La actitud de Gabriel Rufián (conocí a una psicóloga que se llamaba Regadera, hay apellidos que predestinan) al negarse a contestar a un periodista en el Congreso de los Diputados no debería sorprendernos, sino preocuparnos. Siendo este el órgano constitucional que representa a todos los ciudadanos y siendo, pues, Rufián (de primero, no calificativo) uno de los representantes del pueblo, deberíamos estar, como poco, inquietos y recelosos ante semejante prueba de ausencia de espíritu democrático.

O, dicho de otra manera, de que una amenaza manifiesta contra esta y sus principios básicos, contra nuestro Estado de derecho, se encuentre instalada en las propias instituciones del mismo.  

Negarse a “participar de burbujas mediáticas de la ultraderecha”, eufemismo  de “no voy a contestarte por escribir en el medio que escribes”, no es más que la expresión en voz alta de un convencimiento íntimo de que con el que piensa diferente no se habla, se le niega la respuesta. Se le silencia, en fin. Y aquí tendríamos el germen del pensamiento totalitario: sólo hay un punto de vista legítimo y ese es el que diga yo. Y punto.  

Lo desolador de esto es que a muchos de los que les parece fatal esta actitud hoy les parecería fenomenal si fuese, me lo invento, Santiago Abascal negándose a contestar, es un poner, a CTXT. Y entonces los que protestarían, tarascas y palabrones, serían los que hoy lo ven, más que bien, requetebién. Porque nuestro sesgo autocomplaciente nos permite ser laxos con unos y extremadamente exigentes con otros, coincidiendo estos con “los malos” (o sea, los que no piensan como nosotros) y aquellos con “los buenos” (nosotros, los que piensan bien).

Bendita superioridad moral, placebo brutalista calmaconciencias que nos es negado a los descreídos.

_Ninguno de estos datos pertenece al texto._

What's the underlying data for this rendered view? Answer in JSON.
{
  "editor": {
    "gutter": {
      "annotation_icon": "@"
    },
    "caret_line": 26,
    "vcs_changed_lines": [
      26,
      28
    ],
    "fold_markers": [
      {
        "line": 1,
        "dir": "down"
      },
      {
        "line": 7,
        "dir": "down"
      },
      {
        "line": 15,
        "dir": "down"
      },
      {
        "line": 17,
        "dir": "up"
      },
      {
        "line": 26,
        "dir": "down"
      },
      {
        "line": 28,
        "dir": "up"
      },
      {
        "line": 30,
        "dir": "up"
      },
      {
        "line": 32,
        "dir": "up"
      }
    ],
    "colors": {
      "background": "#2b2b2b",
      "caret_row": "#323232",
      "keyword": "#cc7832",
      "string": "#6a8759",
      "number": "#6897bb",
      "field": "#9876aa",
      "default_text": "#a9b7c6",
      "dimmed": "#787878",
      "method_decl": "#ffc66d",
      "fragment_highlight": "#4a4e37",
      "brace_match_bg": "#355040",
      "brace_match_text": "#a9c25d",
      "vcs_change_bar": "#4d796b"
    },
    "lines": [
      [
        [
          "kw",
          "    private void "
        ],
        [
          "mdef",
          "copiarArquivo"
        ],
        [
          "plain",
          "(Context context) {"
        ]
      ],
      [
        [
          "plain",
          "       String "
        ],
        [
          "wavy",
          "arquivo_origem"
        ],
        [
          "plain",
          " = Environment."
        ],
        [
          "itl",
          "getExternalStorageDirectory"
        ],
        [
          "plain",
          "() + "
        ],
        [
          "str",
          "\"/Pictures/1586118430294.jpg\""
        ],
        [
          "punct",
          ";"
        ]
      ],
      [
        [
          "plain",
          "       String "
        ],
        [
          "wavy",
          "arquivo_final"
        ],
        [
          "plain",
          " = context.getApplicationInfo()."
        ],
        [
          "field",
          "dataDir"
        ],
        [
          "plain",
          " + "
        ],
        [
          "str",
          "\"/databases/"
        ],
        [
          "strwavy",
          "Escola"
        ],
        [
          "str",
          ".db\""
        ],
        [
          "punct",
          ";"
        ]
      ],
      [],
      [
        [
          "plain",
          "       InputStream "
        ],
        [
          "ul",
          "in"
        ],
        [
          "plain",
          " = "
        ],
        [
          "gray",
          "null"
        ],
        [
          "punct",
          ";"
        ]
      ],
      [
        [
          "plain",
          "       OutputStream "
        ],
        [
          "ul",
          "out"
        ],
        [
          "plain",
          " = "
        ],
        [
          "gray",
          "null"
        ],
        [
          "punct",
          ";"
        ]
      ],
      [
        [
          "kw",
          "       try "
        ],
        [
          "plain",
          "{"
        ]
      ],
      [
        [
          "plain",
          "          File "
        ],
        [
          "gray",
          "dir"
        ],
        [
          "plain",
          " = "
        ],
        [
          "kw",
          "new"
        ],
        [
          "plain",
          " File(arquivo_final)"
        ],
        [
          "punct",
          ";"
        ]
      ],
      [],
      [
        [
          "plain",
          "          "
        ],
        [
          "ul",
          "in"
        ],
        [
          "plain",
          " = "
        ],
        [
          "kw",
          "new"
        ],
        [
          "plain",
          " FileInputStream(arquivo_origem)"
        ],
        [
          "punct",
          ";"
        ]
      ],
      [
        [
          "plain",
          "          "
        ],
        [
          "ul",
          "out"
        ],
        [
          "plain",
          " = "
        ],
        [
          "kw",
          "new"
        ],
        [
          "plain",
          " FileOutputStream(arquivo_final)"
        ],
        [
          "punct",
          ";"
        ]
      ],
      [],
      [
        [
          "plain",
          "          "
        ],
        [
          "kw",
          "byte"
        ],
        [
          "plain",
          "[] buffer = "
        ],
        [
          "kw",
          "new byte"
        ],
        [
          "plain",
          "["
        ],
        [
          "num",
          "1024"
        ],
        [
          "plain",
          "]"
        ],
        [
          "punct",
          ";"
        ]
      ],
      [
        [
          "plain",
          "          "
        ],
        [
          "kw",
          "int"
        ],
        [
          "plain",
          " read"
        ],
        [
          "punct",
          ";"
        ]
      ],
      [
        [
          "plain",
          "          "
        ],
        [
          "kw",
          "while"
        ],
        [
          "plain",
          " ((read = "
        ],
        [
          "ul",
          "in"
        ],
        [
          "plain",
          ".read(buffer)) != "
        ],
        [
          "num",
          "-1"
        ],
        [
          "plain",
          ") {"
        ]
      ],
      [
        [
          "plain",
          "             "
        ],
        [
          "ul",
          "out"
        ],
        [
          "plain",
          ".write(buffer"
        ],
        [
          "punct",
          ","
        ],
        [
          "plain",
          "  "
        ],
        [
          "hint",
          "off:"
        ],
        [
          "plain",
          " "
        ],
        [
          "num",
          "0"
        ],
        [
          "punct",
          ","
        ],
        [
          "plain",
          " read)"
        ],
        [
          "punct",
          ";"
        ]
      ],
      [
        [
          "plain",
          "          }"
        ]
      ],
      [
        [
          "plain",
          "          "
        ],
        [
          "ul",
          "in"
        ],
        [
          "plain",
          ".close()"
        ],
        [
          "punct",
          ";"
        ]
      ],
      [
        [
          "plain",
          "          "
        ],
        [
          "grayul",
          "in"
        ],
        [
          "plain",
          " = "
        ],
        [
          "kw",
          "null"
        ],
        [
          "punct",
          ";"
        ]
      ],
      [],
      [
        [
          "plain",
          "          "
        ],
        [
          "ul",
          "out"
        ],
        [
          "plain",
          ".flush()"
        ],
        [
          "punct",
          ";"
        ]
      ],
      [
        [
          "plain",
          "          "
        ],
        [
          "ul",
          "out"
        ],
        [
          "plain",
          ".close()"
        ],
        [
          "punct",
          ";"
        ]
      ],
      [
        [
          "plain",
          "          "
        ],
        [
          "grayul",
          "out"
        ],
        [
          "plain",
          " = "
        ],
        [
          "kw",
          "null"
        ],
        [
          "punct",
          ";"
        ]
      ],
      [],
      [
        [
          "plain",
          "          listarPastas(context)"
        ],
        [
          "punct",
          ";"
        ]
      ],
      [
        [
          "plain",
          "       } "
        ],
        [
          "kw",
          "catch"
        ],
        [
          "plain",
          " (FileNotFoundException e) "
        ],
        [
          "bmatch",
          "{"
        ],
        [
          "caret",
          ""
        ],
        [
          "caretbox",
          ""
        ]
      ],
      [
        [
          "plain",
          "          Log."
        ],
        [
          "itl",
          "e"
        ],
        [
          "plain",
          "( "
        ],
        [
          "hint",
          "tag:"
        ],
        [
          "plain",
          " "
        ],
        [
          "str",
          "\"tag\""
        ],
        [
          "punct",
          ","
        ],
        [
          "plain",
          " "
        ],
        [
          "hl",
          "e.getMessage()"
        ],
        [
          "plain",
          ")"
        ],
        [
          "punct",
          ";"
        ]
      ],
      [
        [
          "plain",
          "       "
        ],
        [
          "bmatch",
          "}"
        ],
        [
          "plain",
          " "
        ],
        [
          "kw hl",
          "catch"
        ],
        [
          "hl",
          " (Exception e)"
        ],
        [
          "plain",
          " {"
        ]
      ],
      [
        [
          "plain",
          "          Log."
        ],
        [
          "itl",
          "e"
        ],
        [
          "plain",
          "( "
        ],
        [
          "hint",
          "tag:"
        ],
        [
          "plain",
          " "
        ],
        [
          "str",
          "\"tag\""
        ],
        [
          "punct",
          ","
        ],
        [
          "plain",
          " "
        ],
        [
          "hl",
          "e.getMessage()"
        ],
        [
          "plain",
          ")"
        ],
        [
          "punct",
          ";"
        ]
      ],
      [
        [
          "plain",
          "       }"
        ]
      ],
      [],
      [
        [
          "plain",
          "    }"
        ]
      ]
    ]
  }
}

Lo que no deja de ser curioso es que sean precisamente los que más atentan contra los valores básicos de las democracias aquellos que más energía destinan a alertar sobre los terribles peligros que nos acechan. Algo así como si un oso, confortablemente instalado en nuestro sofá y merendándose a nuestros hijos, nos insistiese en cuidarnos del lobo que asoma allá en lontananza. Y nosotros ofreciéndole té y pastas, no vaya a ser que si le decimos que eso no se hace vaya a decir que somos muy poco democráticos. O ultraderechistas, incluso.